Cybersecurity is moving away from using threats, vulnerabilities and exploits as the management metaphor towards risk-based cybersecurity management. Using risk terminology,
penetration testing is a standard detective control used in cybersecurity risk assessment. A penetration test is an authorized external cyberattack on a computer system. Its main role is an audit of the system to evaluate the state of its security controls.
Red Team’s are similar but come at things from a different direction. Red teams leverage an understanding of the organization’s policies, processes, and defenses in order to provide insights about vulnerabilities and the effectiveness of controls in place. By leveraging internal access, Red Teams can provide deeper cyber risk insights – but are much more expensive.
Another key differentiator between the two approaches is that one is a “blackbox” (pen testing) approach whilst the other is “white-box” (red team) approach to cyber risk assessment. Red teams are “white–box” enabling them to be more thorough but also makes them more expensive. Pen testing “blackbox” approaches are more standardized and affordable. Breach and Attack Simulation (BAS) is another blackbox method. It promises to increase standardization and lower the cost of pen testing through automation – but BAS automation also has a dark side. BAS automated exploitation of vulnerabilities in a live production system can cause unplanned outages and can harm the device or process that hosts the vulnerability.

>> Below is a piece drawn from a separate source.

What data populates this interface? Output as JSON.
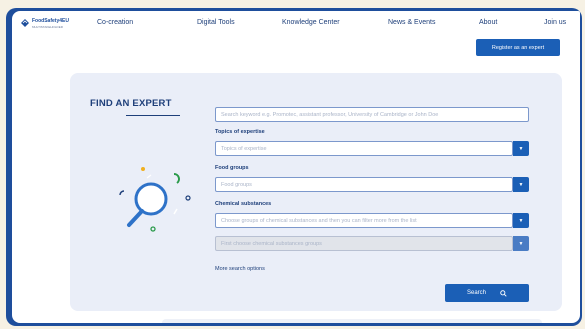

That brings us to blue teams. Cybersecurity blue teams were first proposed as a way to design defensive measures against red team activities. Blue teams conduct systematic examinations of cybersecurity controls to assess effectiveness, identify security deficiencies, predict effectiveness of proposed security controls, and to confirm effectiveness of such controls after implementation. Like red teams, they too are “white-box” and expensive.
It is clear cyber risk management through an integrated red (team), white (box) and blue (team) is preferable to black (pen testing or BAS). The right way to advance cyber risk as the primary management paradigm for cybersecurity is to lower the cost of red, white and blue through automation, and use it as the basis for a risk management approach to cybersecurity.